A priest has told a court how a fellow cleric attempted to have sex with him on the night before the accused cleric’s ordination into the Catholic Church.
Fr Patrick McCafferty — who once called on former Archbishop of Dublin, Desmond Connell to resign over clerical sex abuse — made the claim as he gave evidence against former Catholic priest, James Martin Donaghy (pictured).
The 53-year-old former priest of Lady Wallace Drive, Lisburn, denies a total of 26 charges involving the alleged sex abuse and indecent assault of three males — Fr McCafferty, another trainee priest and a former altar boy — between June 1983 and December 2000.
Fr McCafferty said that after years of abuse, which started when he was a trainee in Wexford, he decided to confront Donaghy, who agreed to meet him in the presbytery of St Comgall's Church, where he was parish priest.
In the parochial house Donaghy allegedly confessed that he “always knew this day would come”.
After being told by Fr McCafferty how he had also been abused as a youngster, Donaghy said: “What I did to you didn't help you either.”
Donaghy said he has since undergone psychosexual therapy.
Fr McCafferty said he became increasingly ill, eventually receiving treatment in America between April and September 2003.
That same year he said he also wrote and complained to the then Bishop of Down and Connor, Bishop Patrick Walsh, about the abuse, informing him that he should already be aware of it.
However, it was not until December 2009, following a two-hour telephone call with police who contacted him, that he made his statement.
Earlier Fr McCafferty told Belfast Crown Court that Donaghy took him to his uncle's one-bedroomed flat the night before Donaghy was to be ordained in his home parish of Lisburn, where the accused attempted to have sex with him.
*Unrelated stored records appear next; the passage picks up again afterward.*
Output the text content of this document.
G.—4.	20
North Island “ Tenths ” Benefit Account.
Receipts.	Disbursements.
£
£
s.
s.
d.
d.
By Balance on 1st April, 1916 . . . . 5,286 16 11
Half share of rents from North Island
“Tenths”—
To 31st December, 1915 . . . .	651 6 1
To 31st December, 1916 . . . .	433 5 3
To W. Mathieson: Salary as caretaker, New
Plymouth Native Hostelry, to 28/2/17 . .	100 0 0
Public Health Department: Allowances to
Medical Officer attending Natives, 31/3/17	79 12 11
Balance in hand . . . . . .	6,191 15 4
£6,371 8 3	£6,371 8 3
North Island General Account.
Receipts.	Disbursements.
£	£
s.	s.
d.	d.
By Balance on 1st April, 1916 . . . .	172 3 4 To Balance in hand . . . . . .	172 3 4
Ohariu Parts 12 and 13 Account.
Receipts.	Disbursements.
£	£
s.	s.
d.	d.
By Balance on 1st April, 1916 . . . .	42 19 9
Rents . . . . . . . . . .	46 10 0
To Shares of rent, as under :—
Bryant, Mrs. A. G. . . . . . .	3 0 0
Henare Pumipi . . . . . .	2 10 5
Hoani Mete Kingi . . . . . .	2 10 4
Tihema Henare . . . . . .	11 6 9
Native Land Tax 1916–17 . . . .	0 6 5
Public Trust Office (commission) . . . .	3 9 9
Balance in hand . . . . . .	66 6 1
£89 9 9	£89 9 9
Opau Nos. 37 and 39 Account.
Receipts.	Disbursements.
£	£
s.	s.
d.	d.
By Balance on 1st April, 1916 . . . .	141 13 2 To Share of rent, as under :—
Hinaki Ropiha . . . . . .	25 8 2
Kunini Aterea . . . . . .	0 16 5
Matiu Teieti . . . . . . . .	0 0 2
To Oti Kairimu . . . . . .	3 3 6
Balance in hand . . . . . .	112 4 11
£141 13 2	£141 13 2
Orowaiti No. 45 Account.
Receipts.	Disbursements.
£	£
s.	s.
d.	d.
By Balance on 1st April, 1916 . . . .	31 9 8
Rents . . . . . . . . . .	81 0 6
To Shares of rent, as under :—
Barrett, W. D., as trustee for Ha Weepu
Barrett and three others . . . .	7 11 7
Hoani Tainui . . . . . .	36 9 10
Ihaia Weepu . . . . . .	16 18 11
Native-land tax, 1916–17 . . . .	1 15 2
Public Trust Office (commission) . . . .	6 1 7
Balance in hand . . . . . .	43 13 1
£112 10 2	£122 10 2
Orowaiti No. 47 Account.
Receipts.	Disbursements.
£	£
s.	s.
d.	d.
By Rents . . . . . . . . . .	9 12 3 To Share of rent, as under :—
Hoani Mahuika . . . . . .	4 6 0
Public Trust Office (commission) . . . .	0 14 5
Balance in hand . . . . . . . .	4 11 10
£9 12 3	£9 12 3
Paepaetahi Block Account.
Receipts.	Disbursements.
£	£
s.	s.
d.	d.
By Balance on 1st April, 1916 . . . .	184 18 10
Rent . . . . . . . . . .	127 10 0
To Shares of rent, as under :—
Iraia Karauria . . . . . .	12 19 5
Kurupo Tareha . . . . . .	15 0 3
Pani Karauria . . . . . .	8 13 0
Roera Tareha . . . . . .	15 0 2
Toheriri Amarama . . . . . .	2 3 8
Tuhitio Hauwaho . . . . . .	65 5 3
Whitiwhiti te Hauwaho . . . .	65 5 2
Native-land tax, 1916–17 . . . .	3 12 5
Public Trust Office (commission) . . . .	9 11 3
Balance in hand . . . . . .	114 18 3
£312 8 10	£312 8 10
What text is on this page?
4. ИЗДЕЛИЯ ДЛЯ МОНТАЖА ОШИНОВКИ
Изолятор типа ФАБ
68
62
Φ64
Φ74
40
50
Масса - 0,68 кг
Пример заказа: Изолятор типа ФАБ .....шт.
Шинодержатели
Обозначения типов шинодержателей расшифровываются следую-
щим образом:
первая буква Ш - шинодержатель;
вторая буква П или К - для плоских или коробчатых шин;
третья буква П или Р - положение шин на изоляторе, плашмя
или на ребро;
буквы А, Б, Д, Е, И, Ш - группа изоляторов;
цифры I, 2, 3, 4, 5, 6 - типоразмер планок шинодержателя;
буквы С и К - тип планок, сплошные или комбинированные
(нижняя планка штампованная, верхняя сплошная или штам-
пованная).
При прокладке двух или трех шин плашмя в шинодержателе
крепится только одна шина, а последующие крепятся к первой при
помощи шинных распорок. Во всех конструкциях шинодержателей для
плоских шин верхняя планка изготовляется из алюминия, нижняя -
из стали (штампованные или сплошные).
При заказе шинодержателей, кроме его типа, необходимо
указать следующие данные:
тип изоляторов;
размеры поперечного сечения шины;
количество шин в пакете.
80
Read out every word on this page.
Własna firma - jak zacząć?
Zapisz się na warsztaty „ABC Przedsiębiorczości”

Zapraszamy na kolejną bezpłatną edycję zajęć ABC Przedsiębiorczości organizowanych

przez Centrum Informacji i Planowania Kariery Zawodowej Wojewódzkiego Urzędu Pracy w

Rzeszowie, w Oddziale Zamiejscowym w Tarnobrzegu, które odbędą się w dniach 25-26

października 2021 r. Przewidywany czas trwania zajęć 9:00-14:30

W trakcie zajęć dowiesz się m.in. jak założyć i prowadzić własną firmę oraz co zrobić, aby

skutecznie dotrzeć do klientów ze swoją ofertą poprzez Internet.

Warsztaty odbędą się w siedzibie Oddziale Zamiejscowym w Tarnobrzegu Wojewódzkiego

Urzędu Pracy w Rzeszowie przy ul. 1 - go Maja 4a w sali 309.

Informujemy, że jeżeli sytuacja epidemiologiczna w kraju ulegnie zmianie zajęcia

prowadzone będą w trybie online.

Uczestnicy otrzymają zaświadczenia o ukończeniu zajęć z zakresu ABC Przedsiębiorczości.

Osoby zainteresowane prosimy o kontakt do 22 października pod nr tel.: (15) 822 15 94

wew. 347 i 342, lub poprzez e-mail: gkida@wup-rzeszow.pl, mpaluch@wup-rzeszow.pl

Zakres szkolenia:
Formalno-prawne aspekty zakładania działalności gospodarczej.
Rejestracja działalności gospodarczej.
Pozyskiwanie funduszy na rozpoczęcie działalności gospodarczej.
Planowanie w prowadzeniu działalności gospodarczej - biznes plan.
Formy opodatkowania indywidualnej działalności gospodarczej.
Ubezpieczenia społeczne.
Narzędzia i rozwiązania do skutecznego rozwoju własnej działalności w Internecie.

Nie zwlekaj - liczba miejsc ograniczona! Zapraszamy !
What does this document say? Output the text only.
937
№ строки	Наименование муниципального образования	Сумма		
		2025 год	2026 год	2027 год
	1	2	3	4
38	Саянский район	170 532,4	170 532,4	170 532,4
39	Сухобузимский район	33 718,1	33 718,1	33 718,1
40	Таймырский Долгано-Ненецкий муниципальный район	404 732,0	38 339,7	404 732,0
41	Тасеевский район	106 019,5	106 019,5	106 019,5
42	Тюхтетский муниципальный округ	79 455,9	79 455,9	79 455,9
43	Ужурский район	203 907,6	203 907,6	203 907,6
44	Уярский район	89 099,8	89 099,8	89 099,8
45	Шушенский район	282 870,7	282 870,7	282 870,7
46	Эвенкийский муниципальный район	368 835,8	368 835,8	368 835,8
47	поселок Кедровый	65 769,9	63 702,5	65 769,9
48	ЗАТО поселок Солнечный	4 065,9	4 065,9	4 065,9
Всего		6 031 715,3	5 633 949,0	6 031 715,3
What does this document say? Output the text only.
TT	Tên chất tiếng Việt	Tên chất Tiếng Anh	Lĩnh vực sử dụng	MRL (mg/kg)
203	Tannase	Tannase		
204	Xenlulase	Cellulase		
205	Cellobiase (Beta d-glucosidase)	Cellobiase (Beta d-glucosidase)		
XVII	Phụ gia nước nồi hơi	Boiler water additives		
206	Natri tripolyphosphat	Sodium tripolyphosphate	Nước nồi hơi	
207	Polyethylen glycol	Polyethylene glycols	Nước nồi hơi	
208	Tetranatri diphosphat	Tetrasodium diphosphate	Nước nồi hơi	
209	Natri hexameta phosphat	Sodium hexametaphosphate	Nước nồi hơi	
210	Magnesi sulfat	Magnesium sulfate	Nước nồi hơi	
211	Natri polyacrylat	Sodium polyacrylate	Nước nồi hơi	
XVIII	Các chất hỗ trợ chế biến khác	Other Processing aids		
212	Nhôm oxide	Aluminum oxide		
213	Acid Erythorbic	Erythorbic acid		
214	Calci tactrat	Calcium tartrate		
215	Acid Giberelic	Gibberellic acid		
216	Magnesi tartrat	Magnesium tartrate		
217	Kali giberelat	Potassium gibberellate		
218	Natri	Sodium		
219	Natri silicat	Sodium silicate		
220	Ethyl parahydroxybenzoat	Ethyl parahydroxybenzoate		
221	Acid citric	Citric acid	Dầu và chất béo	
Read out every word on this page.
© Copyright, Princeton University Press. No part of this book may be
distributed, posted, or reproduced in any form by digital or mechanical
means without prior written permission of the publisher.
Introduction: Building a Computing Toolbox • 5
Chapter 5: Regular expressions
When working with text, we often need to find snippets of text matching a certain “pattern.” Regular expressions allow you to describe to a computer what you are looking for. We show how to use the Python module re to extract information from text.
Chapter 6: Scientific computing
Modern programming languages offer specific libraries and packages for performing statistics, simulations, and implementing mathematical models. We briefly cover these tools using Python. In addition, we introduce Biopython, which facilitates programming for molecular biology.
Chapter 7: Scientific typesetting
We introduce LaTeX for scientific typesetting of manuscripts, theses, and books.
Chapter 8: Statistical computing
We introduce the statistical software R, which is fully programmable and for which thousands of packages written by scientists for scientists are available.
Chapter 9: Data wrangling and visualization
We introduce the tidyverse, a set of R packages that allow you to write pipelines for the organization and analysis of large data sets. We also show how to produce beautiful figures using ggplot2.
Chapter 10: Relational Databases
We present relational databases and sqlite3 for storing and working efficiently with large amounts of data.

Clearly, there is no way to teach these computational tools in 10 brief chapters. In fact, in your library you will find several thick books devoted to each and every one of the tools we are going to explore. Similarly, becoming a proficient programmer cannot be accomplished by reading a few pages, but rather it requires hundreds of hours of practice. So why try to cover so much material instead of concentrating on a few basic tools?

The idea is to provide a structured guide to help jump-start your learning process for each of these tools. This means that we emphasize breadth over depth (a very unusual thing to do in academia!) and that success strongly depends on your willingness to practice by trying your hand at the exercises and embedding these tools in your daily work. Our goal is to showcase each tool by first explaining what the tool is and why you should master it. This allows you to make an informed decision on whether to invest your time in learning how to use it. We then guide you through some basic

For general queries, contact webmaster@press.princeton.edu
Fr McCafferty, who was to play the organ at the service, said: “It was completely freaking me out. I was so embarrassed, totally embarrassed. It was blowing me away. It was an horrendous night.”
Fr McCafferty further claimed the following morning Donaghy said he had confessed to what he'd done, but was told by his alleged abuser “that it was only a little bit of affection and not to worry about it”.
The next incident occurred when they went on retreat together to Donegal at Donaghy's insistence.
By this time Donaghy was “very domineering... he was the boss”.
Describing it as another night of horror, only worse than before, Fr McCafferty said he felt as if he was being suffocated, crushed, and in his mind he decided to “block it out”.
The priest, who claimed that he was abused on 10 occasions over the next three years, said that he would sometimes “have blackouts”.
On other occasions it was “almost like having an out-of-body experience”, as if he was standing by the bedside watching himself being abused and “gasping for air”.